We were very surprised to see only a five-year warranty on the base when the competition of Chinese-made desks from Fully and UpLift are seven years, and American-made desks like iMovR’s are ten years. This again seems artificially set since commercial customers get 12 years of warranty on the whole desk. For consumers, the desktop warranty was left at 12 years, but with so many limitations you’re not ever likely to file a claim and incur the expense of return shipping. For more information on warranties, be sure to read our primer on How to Compare Warranties on Standing Desks.
E-commerce-Ready With a 5-week Ship Time?!
Herman Miller just doesn’t seem to get it. Despite their massive advertising campaigns targeting the WFH market, they just don’t seem to understand that consumers’ expectations are set by Amazon, not Steelcase. It seems inconceivable that any consumer will want to pay up this much for the Herman Miller brand and then wait five weeks just for the desk to leave the warehouse.
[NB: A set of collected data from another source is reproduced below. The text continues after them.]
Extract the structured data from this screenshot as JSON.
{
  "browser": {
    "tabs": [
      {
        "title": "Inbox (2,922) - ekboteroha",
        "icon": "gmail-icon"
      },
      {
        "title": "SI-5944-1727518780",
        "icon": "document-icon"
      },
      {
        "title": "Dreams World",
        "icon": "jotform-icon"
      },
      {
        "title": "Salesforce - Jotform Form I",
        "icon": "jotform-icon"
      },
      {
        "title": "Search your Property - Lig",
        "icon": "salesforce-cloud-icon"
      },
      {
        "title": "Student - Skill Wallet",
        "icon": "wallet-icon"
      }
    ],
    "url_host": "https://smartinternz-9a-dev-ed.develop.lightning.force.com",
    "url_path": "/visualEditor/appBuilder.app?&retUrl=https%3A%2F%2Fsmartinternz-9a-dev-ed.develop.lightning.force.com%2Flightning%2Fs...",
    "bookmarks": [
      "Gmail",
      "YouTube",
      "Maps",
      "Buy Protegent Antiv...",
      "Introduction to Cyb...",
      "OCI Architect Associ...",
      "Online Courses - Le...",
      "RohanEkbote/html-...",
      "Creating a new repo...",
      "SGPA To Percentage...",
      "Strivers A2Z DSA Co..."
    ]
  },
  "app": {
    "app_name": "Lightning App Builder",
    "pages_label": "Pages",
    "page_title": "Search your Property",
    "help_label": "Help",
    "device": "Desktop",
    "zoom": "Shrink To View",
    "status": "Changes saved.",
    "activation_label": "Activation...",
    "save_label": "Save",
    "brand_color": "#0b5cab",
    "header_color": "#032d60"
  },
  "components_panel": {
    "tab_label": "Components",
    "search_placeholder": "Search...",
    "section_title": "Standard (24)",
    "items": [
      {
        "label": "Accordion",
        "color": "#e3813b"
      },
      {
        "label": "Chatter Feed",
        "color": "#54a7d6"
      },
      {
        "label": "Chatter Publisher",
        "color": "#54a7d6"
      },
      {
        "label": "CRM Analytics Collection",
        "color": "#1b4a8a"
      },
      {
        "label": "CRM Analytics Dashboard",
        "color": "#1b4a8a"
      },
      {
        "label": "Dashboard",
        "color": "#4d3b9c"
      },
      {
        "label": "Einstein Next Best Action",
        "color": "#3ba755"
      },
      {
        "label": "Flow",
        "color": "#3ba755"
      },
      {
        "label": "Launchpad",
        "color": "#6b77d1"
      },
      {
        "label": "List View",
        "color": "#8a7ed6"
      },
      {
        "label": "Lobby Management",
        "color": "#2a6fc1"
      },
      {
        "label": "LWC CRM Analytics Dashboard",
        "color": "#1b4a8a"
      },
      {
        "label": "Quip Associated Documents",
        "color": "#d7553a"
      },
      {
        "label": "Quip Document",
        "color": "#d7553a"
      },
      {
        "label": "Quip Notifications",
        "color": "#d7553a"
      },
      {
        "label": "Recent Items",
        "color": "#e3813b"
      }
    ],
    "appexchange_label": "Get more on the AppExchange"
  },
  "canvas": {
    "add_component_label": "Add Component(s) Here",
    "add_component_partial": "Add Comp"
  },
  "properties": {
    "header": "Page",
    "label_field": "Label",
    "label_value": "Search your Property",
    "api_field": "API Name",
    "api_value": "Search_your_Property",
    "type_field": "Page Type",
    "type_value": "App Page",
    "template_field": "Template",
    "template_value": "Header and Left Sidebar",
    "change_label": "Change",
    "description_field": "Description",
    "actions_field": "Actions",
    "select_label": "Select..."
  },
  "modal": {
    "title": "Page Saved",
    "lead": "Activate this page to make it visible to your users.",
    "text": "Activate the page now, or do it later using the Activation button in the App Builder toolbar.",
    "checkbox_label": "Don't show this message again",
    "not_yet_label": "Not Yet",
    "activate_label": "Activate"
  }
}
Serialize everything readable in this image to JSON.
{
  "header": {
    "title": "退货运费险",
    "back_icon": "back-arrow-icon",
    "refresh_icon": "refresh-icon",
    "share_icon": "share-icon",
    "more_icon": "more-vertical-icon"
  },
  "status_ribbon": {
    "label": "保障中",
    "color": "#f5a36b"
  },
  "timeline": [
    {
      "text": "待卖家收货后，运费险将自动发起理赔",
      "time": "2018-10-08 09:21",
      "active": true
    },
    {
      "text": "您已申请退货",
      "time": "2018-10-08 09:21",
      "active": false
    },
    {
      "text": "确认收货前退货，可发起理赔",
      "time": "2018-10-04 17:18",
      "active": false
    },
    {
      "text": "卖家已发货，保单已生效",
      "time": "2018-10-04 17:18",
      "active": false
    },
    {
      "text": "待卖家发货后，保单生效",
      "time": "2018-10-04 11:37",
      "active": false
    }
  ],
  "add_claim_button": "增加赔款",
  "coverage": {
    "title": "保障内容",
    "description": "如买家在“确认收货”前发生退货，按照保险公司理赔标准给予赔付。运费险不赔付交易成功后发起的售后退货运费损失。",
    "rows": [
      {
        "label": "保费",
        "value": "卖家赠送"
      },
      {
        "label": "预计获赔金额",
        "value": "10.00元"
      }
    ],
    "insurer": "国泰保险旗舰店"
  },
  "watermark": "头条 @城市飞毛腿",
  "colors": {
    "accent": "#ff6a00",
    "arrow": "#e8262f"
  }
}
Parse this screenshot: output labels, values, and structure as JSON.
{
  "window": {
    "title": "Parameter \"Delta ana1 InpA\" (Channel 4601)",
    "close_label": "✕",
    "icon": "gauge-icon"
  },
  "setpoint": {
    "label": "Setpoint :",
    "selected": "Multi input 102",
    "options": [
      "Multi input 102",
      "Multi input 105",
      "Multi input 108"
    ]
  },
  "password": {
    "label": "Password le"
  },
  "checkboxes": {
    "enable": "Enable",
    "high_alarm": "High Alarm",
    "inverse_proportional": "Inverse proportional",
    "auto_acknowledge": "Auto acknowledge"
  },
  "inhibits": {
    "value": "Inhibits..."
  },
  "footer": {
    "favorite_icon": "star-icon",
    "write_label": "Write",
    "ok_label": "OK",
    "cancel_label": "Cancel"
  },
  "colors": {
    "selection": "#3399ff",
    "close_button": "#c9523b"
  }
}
Color us perplexed, but not all too terribly surprised.
The Bottom Line
Severely overpriced, low-quality components, in extremely limited sizes and colors, month-and-a-half delivery timeframe, expensive in-home installation fees and substandard customer service are not a great combo when considering buying a standing desk that costs upwards of $1,000 to $1,300. You can get a far superior product and overall customer experience with one of the other top-rated standing desks we’ve reviewed, and especially if limiting your consideration to made-in-America standing desks that are sold online.
The pivot maneuver for this multi-billion-dollar office furniture behemoth to serving the work-from-home consumer via e-commerce has been poorly executed, as it has generally been for most of their peers. Fortunately for Herman Miller, their chair sales to home office customers have gone much better than desk sales, and it really saved their bacon with Wall Street.
Our advice? Stick with the digitally-native brands of standing desk sellers. You’ll get way more product for the money, an easier assembly task, more responsive pre-sale and post-sale customer service, not to mention a vastly greater choice in size, shape, color and desktop materials. Even an ultra-premium, American-made standing desk like the Lander Lite, with far greater quality, an immense selection in desktops, tech-forward features (like Bluetooth and built-in health coach, anti-collision, full ANSI/BIFMA certification and compliance), twice the warranty term, free shipping, excellent support and an 8-minute assembly time will set you back a whole lot less.